The vote last week has now required House agriculture leaders to address anew the issues raised on the House floor and during somewhat acrimonious partisan debate earlier this year within the committee. We believe lawmakers would do well to use this enforced cooling period to restore the programs and initiatives that provide farmers, ranchers and forestland with the tools needed to meet the challenges awaiting them as we move further into the 21st century.
For example, serious concerns remain over lawmakers dropping the traditional “Energy Title” and folding its programs under the Rural Development title. It would also would strip these critical programs of mandatory funding, a “safety net” that helped them survive in a time of often overly fervent budget oversight.
The Energy Title, which has been included in the farm bill since 2002, has earned the respect it is due from House members, having helped farmers, ranchers, small businesses and rural communities generate thousands of jobs and millions of dollars in economic development through initiatives like the Rural Energy for America Program. REAP has supported more than 15,000 energy-saving and clean energy-producing projects in rural areas across the country since 2012. The Biomass Crop Assistance Program (BCAP), which supports U.S. cellulosic biofuel production; and the Biorefinery, Renewable Chemical and Biobased Product Manufacturing Assistance Program are other Energy Title initiatives that are critical in their contributions to agriculture’s economic health.
The Conservation Title of the new farm bill needs to be reinforced to meet the growing demand among producers who want to participate in initiatives like the Conservation Stewardship Program – voluntary opportunities for agricultural producers to better protect water resources and soil quality.

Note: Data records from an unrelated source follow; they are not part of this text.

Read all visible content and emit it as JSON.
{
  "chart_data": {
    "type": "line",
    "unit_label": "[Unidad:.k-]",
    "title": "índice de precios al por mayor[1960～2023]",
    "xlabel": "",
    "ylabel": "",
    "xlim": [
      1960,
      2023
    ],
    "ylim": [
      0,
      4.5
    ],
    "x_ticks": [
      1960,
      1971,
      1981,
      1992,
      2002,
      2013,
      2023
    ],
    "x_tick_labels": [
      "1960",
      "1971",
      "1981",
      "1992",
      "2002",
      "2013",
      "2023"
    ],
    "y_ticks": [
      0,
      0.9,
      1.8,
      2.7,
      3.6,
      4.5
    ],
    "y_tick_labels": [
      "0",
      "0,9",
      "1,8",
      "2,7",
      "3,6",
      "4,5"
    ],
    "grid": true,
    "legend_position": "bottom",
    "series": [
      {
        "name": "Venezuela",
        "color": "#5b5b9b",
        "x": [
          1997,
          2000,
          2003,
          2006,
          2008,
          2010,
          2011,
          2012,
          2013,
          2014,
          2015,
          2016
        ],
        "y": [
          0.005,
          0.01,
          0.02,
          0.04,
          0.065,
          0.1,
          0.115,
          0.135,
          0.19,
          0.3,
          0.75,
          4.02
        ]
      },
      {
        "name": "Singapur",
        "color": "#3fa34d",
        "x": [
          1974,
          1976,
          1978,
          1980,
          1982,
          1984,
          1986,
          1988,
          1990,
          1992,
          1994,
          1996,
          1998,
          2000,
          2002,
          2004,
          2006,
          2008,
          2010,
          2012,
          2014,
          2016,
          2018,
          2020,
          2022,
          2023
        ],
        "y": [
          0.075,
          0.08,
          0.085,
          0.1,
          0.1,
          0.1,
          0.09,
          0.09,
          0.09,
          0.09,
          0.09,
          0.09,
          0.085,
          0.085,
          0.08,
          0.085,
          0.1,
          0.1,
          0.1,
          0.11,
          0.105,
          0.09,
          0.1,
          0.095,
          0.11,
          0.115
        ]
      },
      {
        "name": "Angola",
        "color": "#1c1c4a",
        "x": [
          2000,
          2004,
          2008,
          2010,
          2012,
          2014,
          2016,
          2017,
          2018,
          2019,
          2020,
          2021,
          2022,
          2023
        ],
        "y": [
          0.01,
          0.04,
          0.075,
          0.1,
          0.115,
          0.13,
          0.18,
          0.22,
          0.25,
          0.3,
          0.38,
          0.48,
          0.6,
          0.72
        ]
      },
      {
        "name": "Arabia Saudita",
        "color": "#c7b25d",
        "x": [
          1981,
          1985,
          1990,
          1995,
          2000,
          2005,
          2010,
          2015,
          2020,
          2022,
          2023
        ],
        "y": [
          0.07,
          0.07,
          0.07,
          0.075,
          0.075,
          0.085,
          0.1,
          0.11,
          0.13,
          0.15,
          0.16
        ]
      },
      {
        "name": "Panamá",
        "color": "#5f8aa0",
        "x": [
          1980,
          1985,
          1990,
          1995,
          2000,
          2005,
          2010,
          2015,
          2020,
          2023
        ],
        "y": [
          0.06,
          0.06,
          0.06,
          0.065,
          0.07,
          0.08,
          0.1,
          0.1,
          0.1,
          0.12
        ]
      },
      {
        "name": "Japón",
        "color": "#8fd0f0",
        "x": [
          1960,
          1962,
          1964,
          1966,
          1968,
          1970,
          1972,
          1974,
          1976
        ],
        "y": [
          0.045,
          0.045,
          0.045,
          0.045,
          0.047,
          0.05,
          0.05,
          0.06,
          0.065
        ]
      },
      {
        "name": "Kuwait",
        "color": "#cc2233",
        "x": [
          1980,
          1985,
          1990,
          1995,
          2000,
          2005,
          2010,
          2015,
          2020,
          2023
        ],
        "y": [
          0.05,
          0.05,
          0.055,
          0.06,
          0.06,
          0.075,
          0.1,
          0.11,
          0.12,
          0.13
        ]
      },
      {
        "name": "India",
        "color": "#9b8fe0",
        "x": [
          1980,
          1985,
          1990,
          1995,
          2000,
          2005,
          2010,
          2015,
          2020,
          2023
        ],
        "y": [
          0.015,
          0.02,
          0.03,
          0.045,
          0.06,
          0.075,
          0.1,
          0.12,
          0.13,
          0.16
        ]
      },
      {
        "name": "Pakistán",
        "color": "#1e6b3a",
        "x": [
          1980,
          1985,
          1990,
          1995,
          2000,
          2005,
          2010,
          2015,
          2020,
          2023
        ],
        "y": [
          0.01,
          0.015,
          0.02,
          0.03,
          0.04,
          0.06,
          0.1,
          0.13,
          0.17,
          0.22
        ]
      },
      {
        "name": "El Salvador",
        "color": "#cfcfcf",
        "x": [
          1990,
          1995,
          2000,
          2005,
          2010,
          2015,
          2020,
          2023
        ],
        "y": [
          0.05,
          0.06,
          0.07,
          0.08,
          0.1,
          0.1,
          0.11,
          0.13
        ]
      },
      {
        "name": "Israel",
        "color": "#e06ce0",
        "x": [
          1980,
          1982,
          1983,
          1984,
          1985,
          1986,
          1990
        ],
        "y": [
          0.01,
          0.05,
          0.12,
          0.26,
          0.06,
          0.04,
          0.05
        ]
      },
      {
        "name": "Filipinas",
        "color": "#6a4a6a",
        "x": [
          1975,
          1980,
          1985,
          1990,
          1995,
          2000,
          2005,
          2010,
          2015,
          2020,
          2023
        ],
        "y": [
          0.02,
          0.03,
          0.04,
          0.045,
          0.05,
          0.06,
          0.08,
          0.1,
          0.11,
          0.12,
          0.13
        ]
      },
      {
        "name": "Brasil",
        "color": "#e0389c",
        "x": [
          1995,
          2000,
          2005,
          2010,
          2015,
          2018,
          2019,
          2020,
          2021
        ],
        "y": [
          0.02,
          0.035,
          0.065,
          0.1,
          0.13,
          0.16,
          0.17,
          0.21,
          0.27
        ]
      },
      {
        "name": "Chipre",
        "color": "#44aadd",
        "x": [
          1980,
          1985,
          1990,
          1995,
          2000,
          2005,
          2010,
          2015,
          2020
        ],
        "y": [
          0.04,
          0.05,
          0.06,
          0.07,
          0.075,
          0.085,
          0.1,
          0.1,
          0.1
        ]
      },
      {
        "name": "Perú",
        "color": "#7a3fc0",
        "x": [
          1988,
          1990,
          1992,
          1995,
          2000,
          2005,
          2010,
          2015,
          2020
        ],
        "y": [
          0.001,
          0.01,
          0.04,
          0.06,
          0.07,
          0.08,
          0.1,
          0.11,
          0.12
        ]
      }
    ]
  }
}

Properly structured and funded, these programs provide some of the means our government can use to assist – not impede – U.S. producers in delivering climate-smart agriculture solutions. Rather than creating further challenges, policy should encourage the sustainable production needed as we progress into the 21st century; all while enabling farmers to deliver a range of ecosystem services which includes improved soil quality and enhanced wildlife habitat. Policy can help our agricultural operations build resilience against a changing climate and the volatile weather conditions, such as flooding and drought, that come with it. And policy can offer ways for agriculture to facilitate valuable greenhouse gas reductions through land management practices that sequester carbon (no-till and cover crops, for example), as well as the production of biofuels that emit significantly less carbon dioxide than petroleum-based transportation fuels.
Stakeholders are urged to remind their representatives in Washington that 21st-century challenges require 21st-century solutions. Call on them to use this critical time in the review of policies and programs to ensure they meet the needs of tomorrow.